The Wolverines would be gaining a coordinator that was himself a quarterback. The 1993 Division I-AA player of the year was a standout at Idaho before embarking upon a five year NFL career. He went on to be the quarterbacks coach in the CFL for two seasons before taking on that same title at Michigan State from 2003-2005 and the St. Louis Rams from 2006-2007. After taking his first coordinator gig at Fresno State in 2008 he went on to combine coordinator and quarterback coaching duties at Washington from 2009-2011. While in Seattle he helped orchestrate a three-year rise in offensive performance that culminated in an explosive showing in 2011 campaign. During that season the Huskies offense amassed 3,322 yards through the air, 5,328 yards of total offense, 57 touchdowns, and 434 points. Each of those totals were good for second all-time in the Washington’s record books.

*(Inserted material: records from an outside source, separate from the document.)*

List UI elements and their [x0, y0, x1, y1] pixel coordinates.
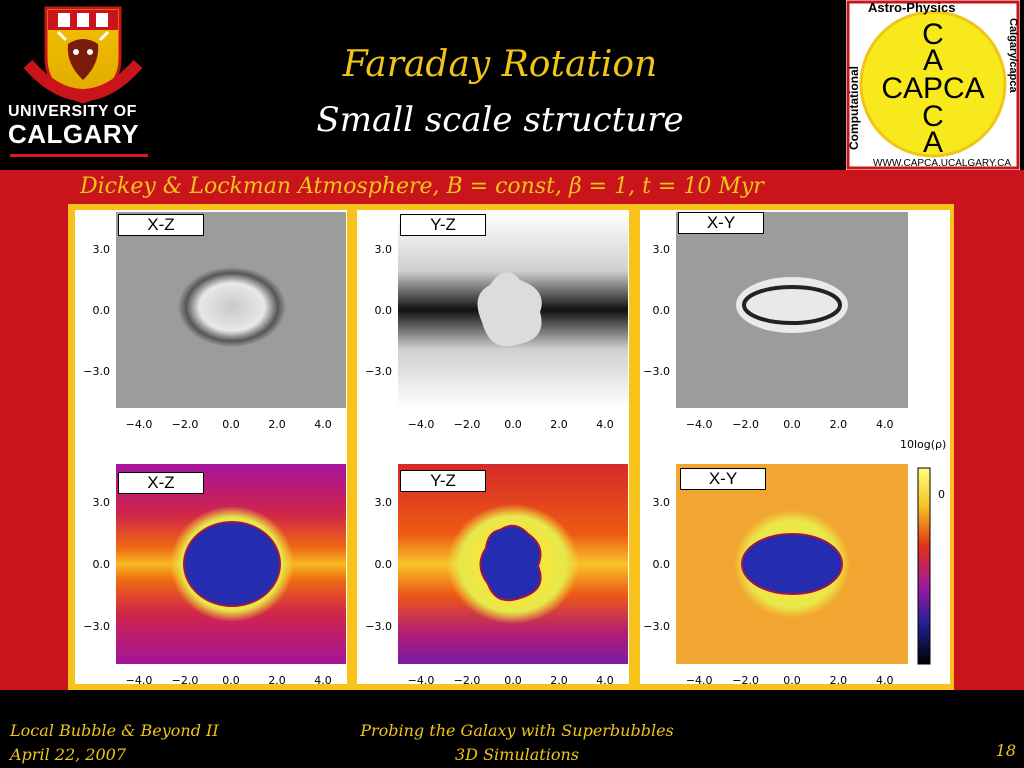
slide-subtitle: Small scale structure [316, 100, 684, 140]
y-tick-label: −3.0 [365, 620, 392, 633]
y-tick-label: 3.0 [375, 496, 393, 509]
y-tick-label: −3.0 [643, 620, 670, 633]
capca-letter-a-bottom: A [923, 126, 943, 159]
x-tick-label: 2.0 [550, 674, 568, 687]
panel-label-xy-top: X-Y [678, 212, 764, 234]
capca-letter-c-top: C [922, 18, 944, 51]
capca-right-text: Calgary/capca [1007, 18, 1019, 93]
x-tick-label: 4.0 [876, 674, 894, 687]
y-tick-label: 3.0 [375, 243, 393, 256]
x-tick-label: 0.0 [222, 418, 240, 431]
capca-center-row: CAPCA [881, 72, 984, 105]
slide-header: UNIVERSITY OF CALGARY Faraday Rotation S… [0, 0, 1024, 170]
panel-label-xz-top: X-Z [118, 214, 204, 236]
panel-label-yz-bottom: Y-Z [400, 470, 486, 492]
y-tick-label: −3.0 [83, 365, 110, 378]
x-tick-label: 2.0 [268, 674, 286, 687]
x-tick-label: −2.0 [454, 418, 481, 431]
y-tick-label: 0.0 [375, 304, 393, 317]
university-line1: UNIVERSITY OF [8, 103, 137, 120]
capca-top-text: Astro-Physics [868, 0, 955, 15]
y-tick-label: 3.0 [653, 243, 671, 256]
y-tick-label: −3.0 [83, 620, 110, 633]
x-tick-label: 4.0 [876, 418, 894, 431]
colorbar-tick: 0 [938, 488, 945, 501]
x-tick-label: −2.0 [732, 674, 759, 687]
x-tick-label: 0.0 [504, 674, 522, 687]
footer-talk-subtitle: 3D Simulations [455, 745, 579, 764]
y-tick-label: 0.0 [93, 304, 111, 317]
footer-talk-title: Probing the Galaxy with Superbubbles [360, 721, 674, 740]
x-tick-label: −2.0 [172, 418, 199, 431]
capca-url: WWW.CAPCA.UCALGARY.CA [873, 158, 1011, 169]
x-tick-label: −4.0 [126, 674, 153, 687]
panel-label-xz-bottom: X-Z [118, 472, 204, 494]
capca-logo: Astro-Physics Computational Calgary/capc… [846, 0, 1020, 170]
slide-footer: Local Bubble & Beyond II April 22, 2007 … [0, 690, 1024, 768]
x-tick-label: 4.0 [314, 674, 332, 687]
y-tick-label: 0.0 [653, 304, 671, 317]
y-tick-label: 3.0 [93, 496, 111, 509]
panel-label-yz-top: Y-Z [400, 214, 486, 236]
slide-title: Faraday Rotation [342, 44, 658, 85]
x-tick-label: 4.0 [314, 418, 332, 431]
panel-label-xy-bottom: X-Y [680, 468, 766, 490]
x-tick-label: −4.0 [686, 418, 713, 431]
x-tick-label: 2.0 [830, 674, 848, 687]
x-tick-label: 0.0 [222, 674, 240, 687]
x-tick-label: −2.0 [732, 418, 759, 431]
x-tick-label: 2.0 [550, 418, 568, 431]
y-tick-label: −3.0 [643, 365, 670, 378]
x-tick-label: 0.0 [783, 674, 801, 687]
x-tick-label: −2.0 [172, 674, 199, 687]
x-tick-label: −4.0 [686, 674, 713, 687]
x-tick-label: 4.0 [596, 674, 614, 687]
university-line2: CALGARY [8, 119, 140, 149]
x-tick-label: 0.0 [504, 418, 522, 431]
x-tick-label: 4.0 [596, 418, 614, 431]
page-number: 18 [995, 741, 1016, 760]
wordmark-underline [10, 154, 148, 157]
footer-date: April 22, 2007 [10, 745, 127, 764]
x-tick-label: −4.0 [126, 418, 153, 431]
colorbar [917, 467, 931, 665]
y-tick-label: 3.0 [653, 496, 671, 509]
x-tick-label: 2.0 [268, 418, 286, 431]
y-tick-label: 0.0 [653, 558, 671, 571]
x-tick-label: −2.0 [454, 674, 481, 687]
x-tick-label: 2.0 [830, 418, 848, 431]
y-tick-label: −3.0 [365, 365, 392, 378]
university-wordmark: UNIVERSITY OF CALGARY [8, 103, 158, 149]
x-tick-label: 0.0 [783, 418, 801, 431]
capca-left-text: Computational [847, 66, 861, 150]
slide-caption: Dickey & Lockman Atmosphere, B = const, … [80, 174, 764, 199]
x-tick-label: −4.0 [408, 674, 435, 687]
university-crest-icon [23, 6, 143, 104]
y-tick-label: 0.0 [93, 558, 111, 571]
footer-event: Local Bubble & Beyond II [10, 721, 219, 740]
x-tick-label: −4.0 [408, 418, 435, 431]
capca-letter-c-bottom: C [922, 100, 944, 133]
capca-letter-a-top: A [923, 44, 943, 77]
capca-logo-icon: Astro-Physics Computational Calgary/capc… [846, 0, 1020, 170]
y-tick-label: 0.0 [375, 558, 393, 571]
y-tick-label: 3.0 [93, 243, 111, 256]
colorbar-label: 10log(ρ) [900, 438, 946, 451]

Just as encouraging was the job he did with first year starter Keith Price. All Price did in his first season at the helm was set new marks for passing touchdowns (33), completion percentage (.669), and passing efficiency (161.9). That was enough to convince Nick Saban that Nussmeier was the right guy to put in control of the offense for a team coming off of a nation championship. His Alabama bio illustrates his influence.
In Nussmeier's first year at the helm of the Alabama offense, the 2012 Crimson Tide produced one of the most proficient offensive seasons in school history. UA set records for rushing/passing touchdowns scored (68), total points (542), total offense (6,237) and passing touchdowns (31). His tutelage of quarterback A.J. McCarron resulted in one of the best seasons by a quarterback in school history. McCarron set a record for single-season touchdowns (30) while throwing for 2,933 yards (second in school history), completing 67.2 percent of his passes and throwing just three interceptions. He also led the nation in passing efficiency (175.28). Nussmeier built a balanced and explosive offense. The Tide rushed for 3,185 yards while throwing for 3,052, becoming the first Alabama team to rush and pass for 3,000 yards in a single season while accounting for 134 plays of 15-yards or more (76 passing and 58 rushing).
Then there is Nussmeier’s recruiting acumen, which John Garcia highlights on our messageboard here.
Hoke is looking for a guy that runs a pro style attack: check
Hoke is looking for offensive balance: check
Hoke is looking for a guy that can tutor QBs: check
Hoke is looking for a guy that recruit: check
So again… there are a lot of good candidates, but one stands out as the best.
We expect official word on Hoke's choice to come down Thursday.